Namibia is a small market and is heavily dependent on international trade. It is among the countries with the largest income disparities in the world (a Gini coefficient index of 59.1 in 2015, according to the World Bank). Despite high unemployment, there is a critical shortage of skilled labor. The latest Labor Force Survey (2018 data) estimates the unemployment rate at 33.4 percent. Although there is no local participation requirement for foreign investments except in the natural resource sectors (primarily mining and fishing), the government actively encourages partnerships with historically disadvantaged Namibians. Employers should consider the impact of HIV/AIDS on their workforce. In 2019, the adult prevalence rate was estimated to be 11.5 percent according to UNAIDS. Due to ongoing government land reform efforts, foreigners are generally prohibited from purchasing agricultural land. Employers often cite productivity as one of their major challenges. The process for obtaining work permits for foreign employees is bureaucratically burdensome and time consuming. Repercussions from the global COVID-19 pandemic include rising unemployment, stresses to supply chains, and significant disruptions to the tourism and hospitality industries.
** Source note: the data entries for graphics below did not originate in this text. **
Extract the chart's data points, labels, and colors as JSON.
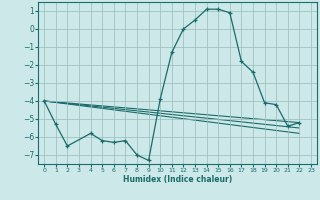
{
  "background_color": "#cce8e8",
  "grid_color": "#99bbbb",
  "line_color": "#1a6b6b",
  "xlabel": "Humidex (Indice chaleur)",
  "ylim": [
    -7.5,
    1.5
  ],
  "xlim": [
    -0.5,
    23.5
  ],
  "yticks": [
    1,
    0,
    -1,
    -2,
    -3,
    -4,
    -5,
    -6,
    -7
  ],
  "xticks": [
    0,
    1,
    2,
    3,
    4,
    5,
    6,
    7,
    8,
    9,
    10,
    11,
    12,
    13,
    14,
    15,
    16,
    17,
    18,
    19,
    20,
    21,
    22,
    23
  ],
  "main_series": {
    "x": [
      0,
      1,
      2,
      4,
      5,
      6,
      7,
      8,
      9,
      10,
      11,
      12,
      13,
      14,
      15,
      16,
      17,
      18,
      19,
      20,
      21,
      22
    ],
    "y": [
      -4.0,
      -5.3,
      -6.5,
      -5.8,
      -6.2,
      -6.3,
      -6.2,
      -7.0,
      -7.3,
      -3.9,
      -1.3,
      0.0,
      0.5,
      1.1,
      1.1,
      0.9,
      -1.8,
      -2.4,
      -4.1,
      -4.2,
      -5.4,
      -5.2
    ]
  },
  "trend_lines": [
    {
      "x": [
        0,
        22
      ],
      "y": [
        -4.0,
        -5.2
      ]
    },
    {
      "x": [
        0,
        22
      ],
      "y": [
        -4.0,
        -5.5
      ]
    },
    {
      "x": [
        0,
        22
      ],
      "y": [
        -4.0,
        -5.8
      ]
    }
  ]
}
Of 190 countries ranked in the World Bank’s Doing Business 2019 report, Namibia ranked number 104. Namibia ranked lowest in the following three areas: Registering Property (174); Starting a Business (172); and Trading Across Borders (136).
The law prohibits corruption, and the government has shown some willingness to address it. Nevertheless, the World Bank’s Worldwide Governance Indicators reflected that corruption is a problem. Transparency International ranked Namibia 56 out of 180 countries in its 2019 Corruption Perceptions Index, which measures the perceptions of businesses and country analysts about the degree of corruption in a country. Namibia scored 52 on the index (a score of 100 reflects a “highly clean” and 0 reflects a “highly corrupt” nation). In November 2019, Namibian police arrested the now former Minister of Fisheries and Marine Resources, now former Minister of Justice, and additional prominent businessmen following media reports of their alleged involvement in the massive fishing license corruption scandal known as “Fishrot.” The accused remain in prison as of August 2020 and face charges of corruption, fraud, tax evasion, and money laundering.
Namibia’s standard (non-mining) corporate tax on earnings is 32 percent, in line with tax rates charged by other countries in the region. Special provisions in some sectors may reduce this tax rate. For mining, the corporate tax rate remains 37.5 percent for all but diamonds, for which the rate is 55 percent.
As in much of southern Africa, the demand for electricity outstrips domestic supply. To date, Namibia has escaped any large-scale power outages or load shedding, but it remains heavily reliant on buying electricity from South Africa.